Output: A matching [math]\displaystyle{ M }[/math] in [math]\displaystyle{ G }[/math] such that [math]\displaystyle{ |M'|\leq|M| }[/math] for any other matching [math]\displaystyle{ M' }[/math] in [math]\displaystyle{ G }[/math].

Known algorithms:

  1. Maximum matching by Edmonds
  2. Classical bipartite cardinality matching (bipartite graphs [math]\displaystyle{ G }[/math] only)

Maximum-weight matching

Input:

  1. An undirected graph [math]\displaystyle{ G=(V,E) }[/math].
  2. A weight [math]\displaystyle{ w(e) }[/math] for each edge [math]\displaystyle{ e\in E }[/math].

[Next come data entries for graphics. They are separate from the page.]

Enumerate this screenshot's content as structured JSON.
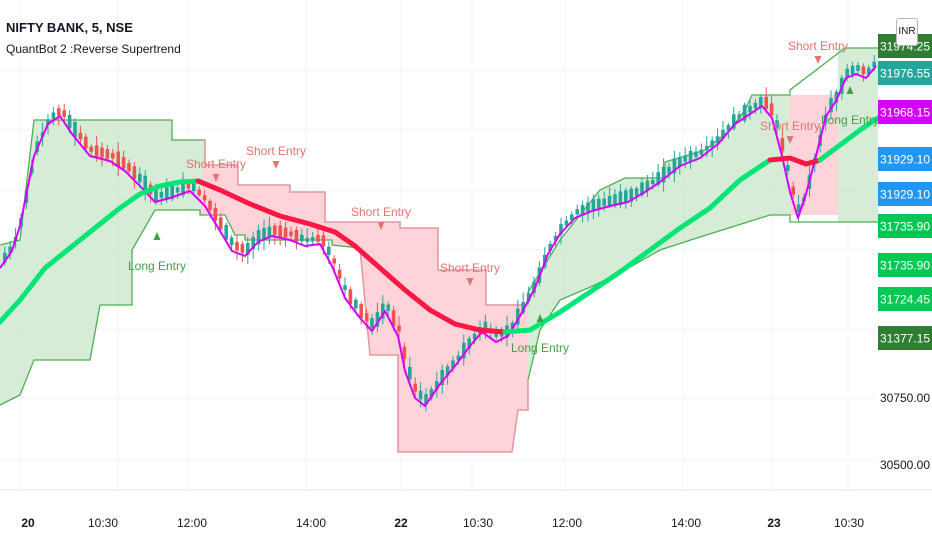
{
  "header": {
    "title": "NIFTY BANK, 5, NSE",
    "indicator": "QuantBot 2 :Reverse Supertrend",
    "currency": "INR"
  },
  "colors": {
    "up": "#26a69a",
    "down": "#ef5350",
    "green_line": "#00e676",
    "red_line": "#ff1744",
    "magenta_line": "#d500f9",
    "band_green": "#4caf50",
    "band_fill_green": "#c8e6c9",
    "band_fill_red": "#ffcdd2",
    "signal_green": "#43a047",
    "signal_red": "#e57373"
  },
  "chart_data": {
    "type": "candlestick",
    "ylim": [
      30350,
      32200
    ],
    "x_ticks": [
      {
        "label": "20",
        "bold": true
      },
      {
        "label": "10:30",
        "bold": false
      },
      {
        "label": "12:00",
        "bold": false
      },
      {
        "label": "14:00",
        "bold": false
      },
      {
        "label": "22",
        "bold": true
      },
      {
        "label": "10:30",
        "bold": false
      },
      {
        "label": "12:00",
        "bold": false
      },
      {
        "label": "14:00",
        "bold": false
      },
      {
        "label": "23",
        "bold": true
      },
      {
        "label": "10:30",
        "bold": false
      }
    ],
    "y_ticks": [
      "30500.00",
      "30750.00"
    ],
    "price_labels": [
      {
        "text": "31974.25",
        "color": "#2e7d32"
      },
      {
        "text": "31976.55",
        "color": "#26a69a"
      },
      {
        "text": "31968.15",
        "color": "#d500f9"
      },
      {
        "text": "31929.10",
        "color": "#2196f3"
      },
      {
        "text": "31929.10",
        "color": "#2196f3"
      },
      {
        "text": "31735.90",
        "color": "#00c853"
      },
      {
        "text": "31735.90",
        "color": "#00c853"
      },
      {
        "text": "31724.45",
        "color": "#00c853"
      },
      {
        "text": "31377.15",
        "color": "#2e7d32"
      }
    ],
    "signals": [
      {
        "label": "Long Entry",
        "type": "long"
      },
      {
        "label": "Short Entry",
        "type": "short"
      },
      {
        "label": "Short Entry",
        "type": "short"
      },
      {
        "label": "Short Entry",
        "type": "short"
      },
      {
        "label": "Short Entry",
        "type": "short"
      },
      {
        "label": "Long Entry",
        "type": "long"
      },
      {
        "label": "Short Entry",
        "type": "short"
      },
      {
        "label": "Short Entry",
        "type": "short"
      },
      {
        "label": "Long Entry",
        "type": "long"
      }
    ]
  }
}
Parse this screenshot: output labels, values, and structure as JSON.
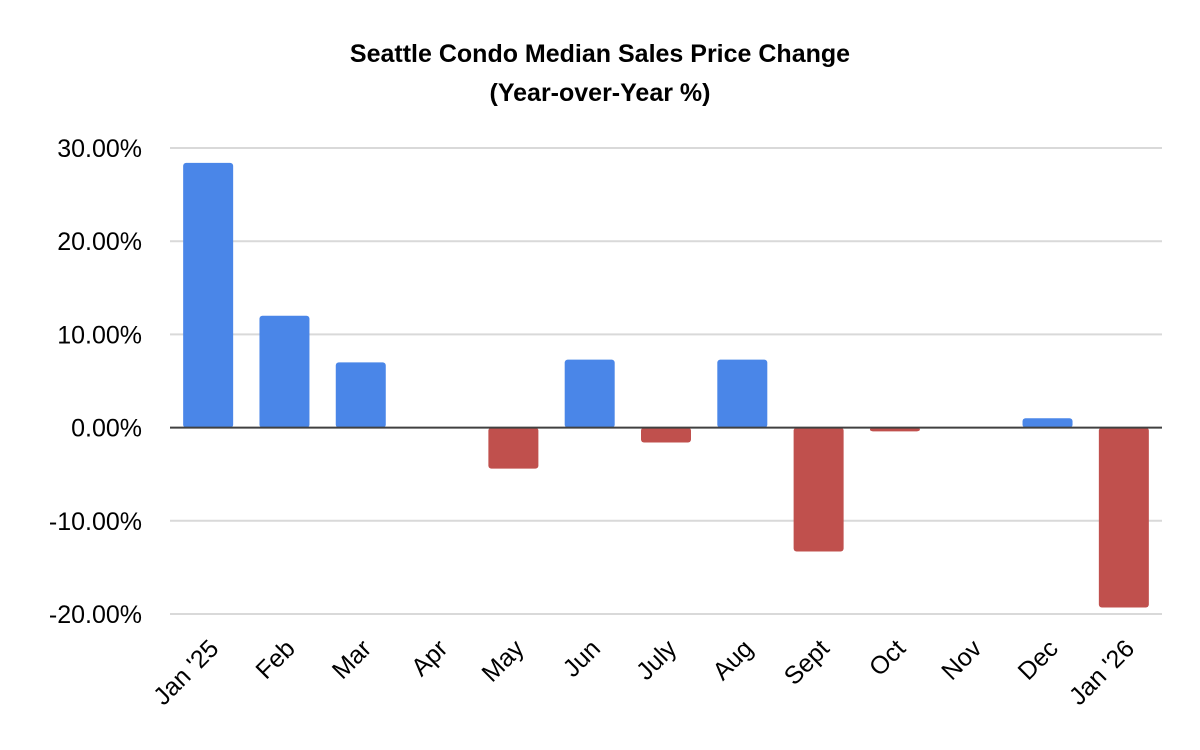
{
  "chart_data": {
    "type": "bar",
    "title": "Seattle Condo Median Sales Price Change",
    "subtitle": "(Year-over-Year %)",
    "xlabel": "",
    "ylabel": "",
    "categories": [
      "Jan '25",
      "Feb",
      "Mar",
      "Apr",
      "May",
      "Jun",
      "July",
      "Aug",
      "Sept",
      "Oct",
      "Nov",
      "Dec",
      "Jan '26"
    ],
    "values": [
      28.4,
      12.0,
      7.0,
      0.0,
      -4.4,
      7.3,
      -1.6,
      7.3,
      -13.3,
      -0.4,
      0.0,
      1.0,
      -19.3
    ],
    "value_unit": "%",
    "ylim": [
      -20,
      30
    ],
    "yticks": [
      30,
      20,
      10,
      0,
      -10,
      -20
    ],
    "ytick_labels": [
      "30.00%",
      "20.00%",
      "10.00%",
      "0.00%",
      "-10.00%",
      "-20.00%"
    ],
    "grid": true,
    "legend": "none",
    "colors": {
      "positive": "#4a86e8",
      "negative": "#c0504d",
      "grid": "#d9d9d9",
      "zero_line": "#404040"
    }
  }
}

Output: A matching [math]\displaystyle{ M }[/math] in [math]\displaystyle{ G }[/math] such that [math]\displaystyle{ \sum_{e\in M'}w(e)\leq\sum_{e\in M}w(e) }[/math] for any other matching [math]\displaystyle{ M' }[/math] in [math]\displaystyle{ G }[/math].

Variations

  1. Bipartite matching: The graph [math]\displaystyle{ G=(V,E) }[/math] is bipartite.
  2. Perfect matching: A variant on the cardinality-maximal matching problem, in which [math]\displaystyle{ |V| }[/math] is even and the output is void if the maximal cardinality of any matching is strictly smaller than the upper bound [math]\displaystyle{ |V|/2 }[/math]. So the output is a matching if, and only if, it is of size [math]\displaystyle{ |V|/2 }[/math]. Such a matching is usually called a perfect matching.

Remark: The maximum-weight matching problem restricted to bipartite graphs is usually called the assignment problem.